Now Effective: Changes to Form D
The amendments to Form D that the SEC adopted earlier this year are now effective, although electronic filing will remain optional until March 16, 2009. On Friday, the Corp Fin Staff put out a Small Business Compliance Guide on filing and amending a Form D, highlighting in particular the specific circumstances for when an amendment to Form D is – and is not – necessary. Under revised Rule 503 and the Form D instructions effective today, amendments to the Form D notice are required in the following three instances only:
(1) to correct a material mistake of fact or error in the previously filed notice (as soon as practicable after discovery of the mistake or error);
(2) to reflect a change in the information provided in a previously filed notice (as soon as practicable after the change), except that no amendment is required to reflect a change that occurs after the offering terminates or a change that occurs solely in the following information:
– the address or relationship to the issuer of a related person identified in response to Item 3 of Form D;
– an issuer’s revenues or aggregate net asset value;
– the minimum investment amount, if the change is an increase, or if the change, together with all other changes in that amount since the previously filed notice, does not result in a decrease of more than 10%;
– any address or state(s) of solicitation for a person receiving sales compensation;
– the total offering amount, if the change is a decrease, or if the change, together with all other changes in that amount since the previously filed notice, does not result in an increase of more than 10%;
– the amount of securities sold in the offering or the amount remaining to be sold;
– the number of non-accredited investors who have invested in the offering, as long as the change does not increase the number to more than 35;
– the total number of investors who have invested in the offering;
– the amount of sales commissions, finders’ fees or use of proceeds for payments to executive officers, directors or promoters, if the change is a decrease, or if the change, together with all other changes in that amount since the previously filed notice, does not result in an increase of more than 10%; and
(3) beginning March 16, 2009, annually, on or before the first anniversary of the filing of the Form D or the filing of the most recent amendment, if the offering is continuing at that time.

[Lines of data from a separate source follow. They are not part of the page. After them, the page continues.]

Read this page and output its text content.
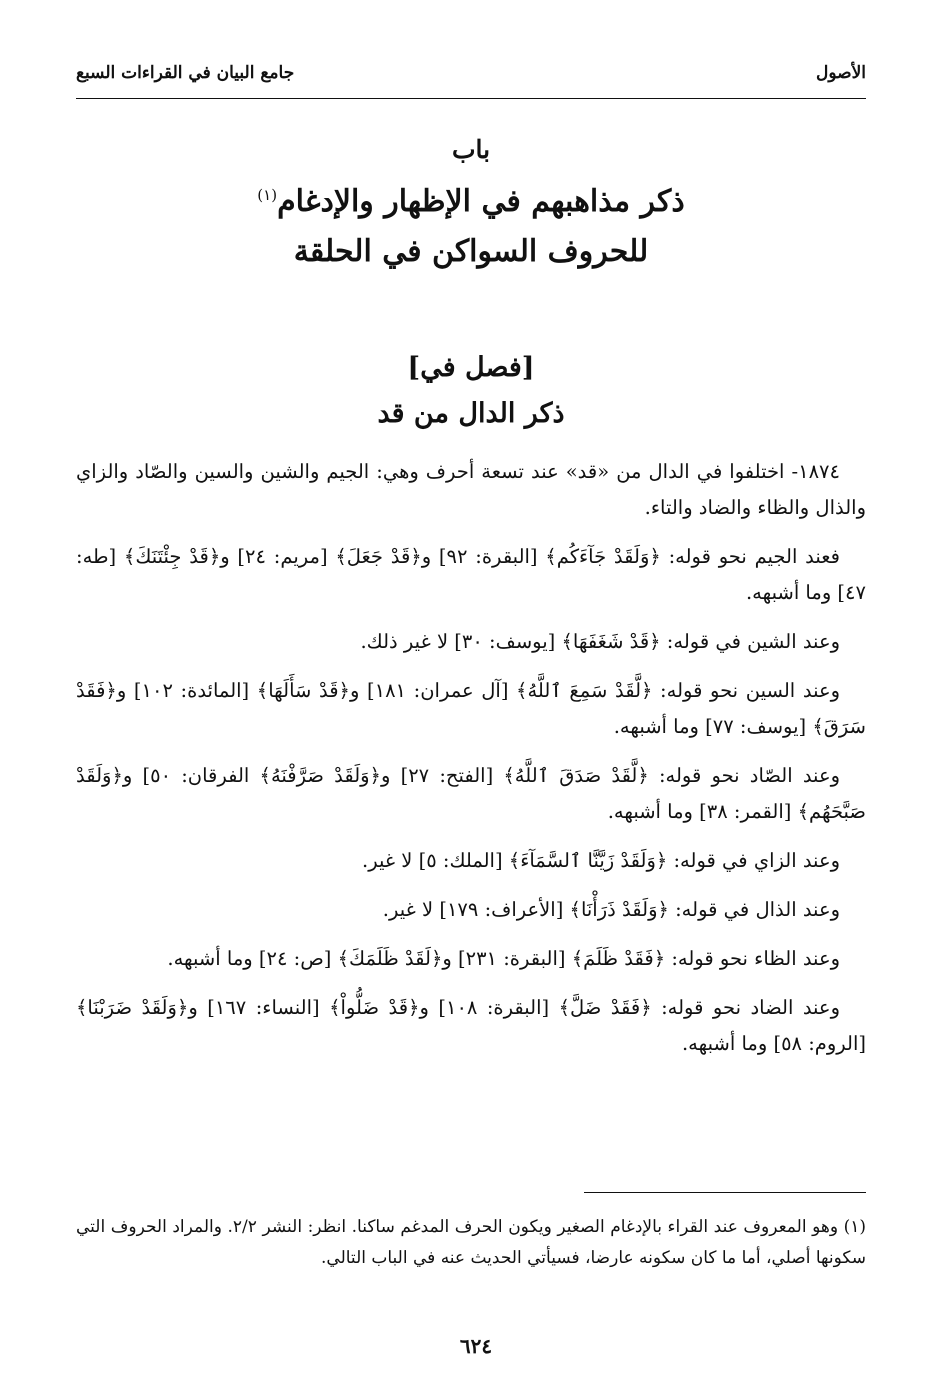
الأصول
جامع البيان في القراءات السبع
باب
ذكر مذاهبهم في الإظهار والإدغام$^{(١)}$
للحروف السواكن في الحلقة
[فصل في]
ذكر الدال من قد

١٨٧٤- اختلفوا في الدال من «قد» عند تسعة أحرف وهي: الجيم والشين والسين والصّاد والزاي والذال والظاء والضاد والتاء.

فعند الجيم نحو قوله: ﴿وَلَقَدْ جَآءَكُم﴾ [البقرة: ٩٢] و﴿قَدْ جَعَلَ﴾ [مريم: ٢٤] و﴿قَدْ جِئْتَنَكَ﴾ [طه: ٤٧] وما أشبهه.

وعند الشين في قوله: ﴿قَدْ شَغَفَهَا﴾ [يوسف: ٣٠] لا غير ذلك.

وعند السين نحو قوله: ﴿لَّقَدْ سَمِعَ ٱللَّهُ﴾ [آل عمران: ١٨١] و﴿قَدْ سَأَلَهَا﴾ [المائدة: ١٠٢] و﴿فَقَدْ سَرَقَ﴾ [يوسف: ٧٧] وما أشبهه.

وعند الصّاد نحو قوله: ﴿لَّقَدْ صَدَقَ ٱللَّهُ﴾ [الفتح: ٢٧] و﴿وَلَقَدْ صَرَّفْنَهُ﴾ الفرقان: ٥٠] و﴿وَلَقَدْ صَبَّحَهُم﴾ [القمر: ٣٨] وما أشبهه.

وعند الزاي في قوله: ﴿وَلَقَدْ زَيَّنَّا ٱلسَّمَآءَ﴾ [الملك: ٥] لا غير.

وعند الذال في قوله: ﴿وَلَقَدْ ذَرَأْنَا﴾ [الأعراف: ١٧٩] لا غير.

وعند الظاء نحو قوله: ﴿فَقَدْ ظَلَمَ﴾ [البقرة: ٢٣١] و﴿لَقَدْ ظَلَمَكَ﴾ [ص: ٢٤] وما أشبهه.

وعند الضاد نحو قوله: ﴿فَقَدْ ضَلَّ﴾ [البقرة: ١٠٨] و﴿قَدْ ضَلُّواْ﴾ [النساء: ١٦٧] و﴿وَلَقَدْ ضَرَبْنَا﴾ [الروم: ٥٨] وما أشبهه.

(١) وهو المعروف عند القراء بالإدغام الصغير ويكون الحرف المدغم ساكنا. انظر: النشر ٢/٢. والمراد الحروف التي سكونها أصلي، أما ما كان سكونه عارضا، فسيأتي الحديث عنه في الباب التالي.
٦٢٤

If you wish to try your hand at electronic filing over the next six months, it is necessary to first obtain a CIK and CCC number (otherwise known as a log in and password) in order to access the EDGAR system. If you choose to file in paper until electronic filing is mandatory, you can either use the old Form D, which has been revised slightly and is called “Temporary Form D,” or you can use the new Form D that contains all of changes to the information requirements adopted earlier this year.
The Staff has also provided this additional guidance on the Form D filing process.